The strongest part of Religion Enters the Academy is the brief history of the professionalization of religious studies as a discipline in the late nineteenth century at Harvard, Princeton, Boston University, and the University of Chicago. Turner ably documents how the study of comparative religion was “closely tied to academic world of Christian theology and biblical studies” (63). The American Academy of Religion, the author reminds us, was founded in 1964 emerging out of the National Association of Biblical Instructors (63). The earliest moments of this budding discipline focused on ideas and scriptures, which meant that religions with texts mattered more. Non-textual or “primitive” religions only became significant in their relationships with scriptural traditions. The early distinctions between words and practice, history and anthropology, still resonate in the academic study of religion today, refracted through an endless variety of subfields and methods for study. That legacy, however, is not Turner’s concern. His work ends with a meditation of William James’s The Varieties of Religious Experience (1902) as groundbreaking because of the focus on individual (interior) religious experience, which is becoming a much more strident conversation in the twenty-first century than it was in the early twentieth.

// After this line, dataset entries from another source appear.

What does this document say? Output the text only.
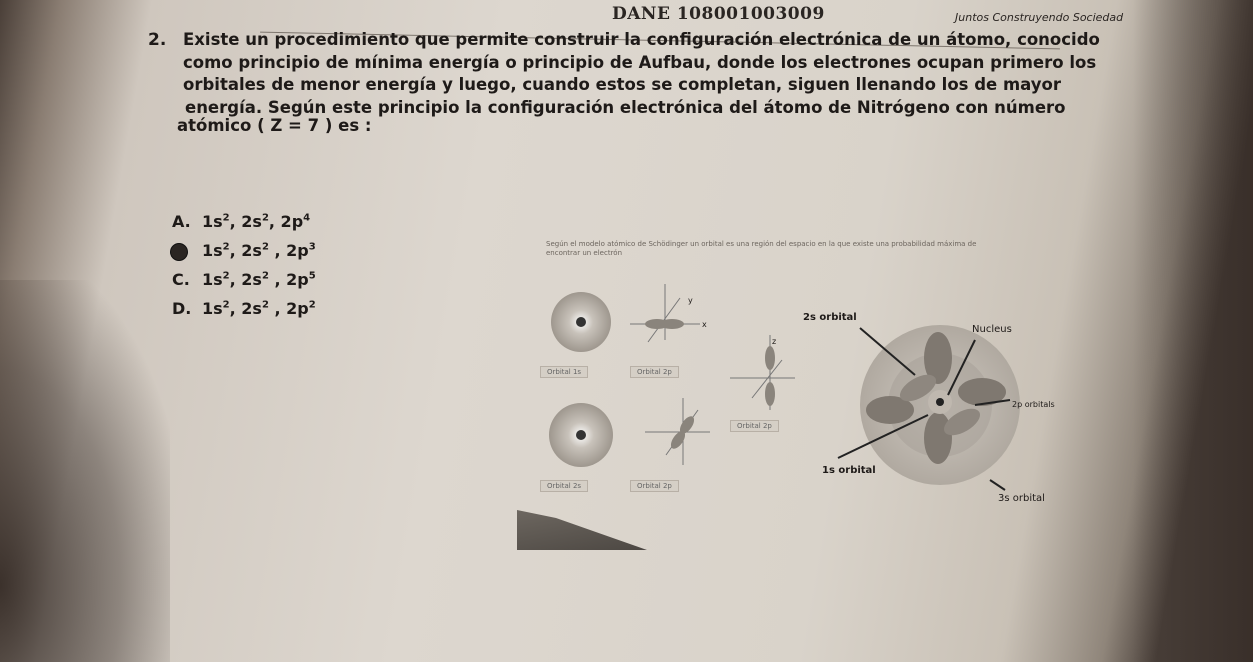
DANE 108001003009	Juntos Construyendo Sociedad
2. Existe un procedimiento que permite construir la configuración electrónica de un átomo, conocido
como principio de mínima energía o principio de Aufbau, donde los electrones ocupan primero los
orbitales de menor energía y luego, cuando estos se completan, siguen llenando los de mayor
energía. Según este principio la configuración electrónica del átomo de Nitrógeno con número
atómico ( Z = 7 ) es :
A. $1s^2$, $2s^2$, $2p^4$
$1s^2$, $2s^2$ , $2p^3$
C. $1s^2$, $2s^2$ , $2p^5$
D. $1s^2$, $2s^2$ , $2p^2$
Según el modelo atómico de Schödinger un orbital es una región del espacio en la que existe una probabilidad máxima de encontrar un electrón
x
y
z
Orbital 1s	Orbital 2p
Orbital 2p
Orbital 2s	Orbital 2p
2s orbital
Nucleus
2p orbitals
1s orbital
3s orbital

Overall, Turner’s volume is an intriguing study of the origins of religious studies in America and its relationship to liberal Protestantism that might be of use to any religious studies scholar. His reflection proves suggestive of current conversations about what “religious studies” is—or if the discipline should exist at all. However, Turner’s renderings of interest, disinterest, and engagement left this reader more frustrated than enlightened as the singular focus on “academic” approaches ignored the ways in which “religion” as a category was worked out in encounters in everyday life. Americans were seldom disinterested as they engaged each other and labeled what could count as “religion.”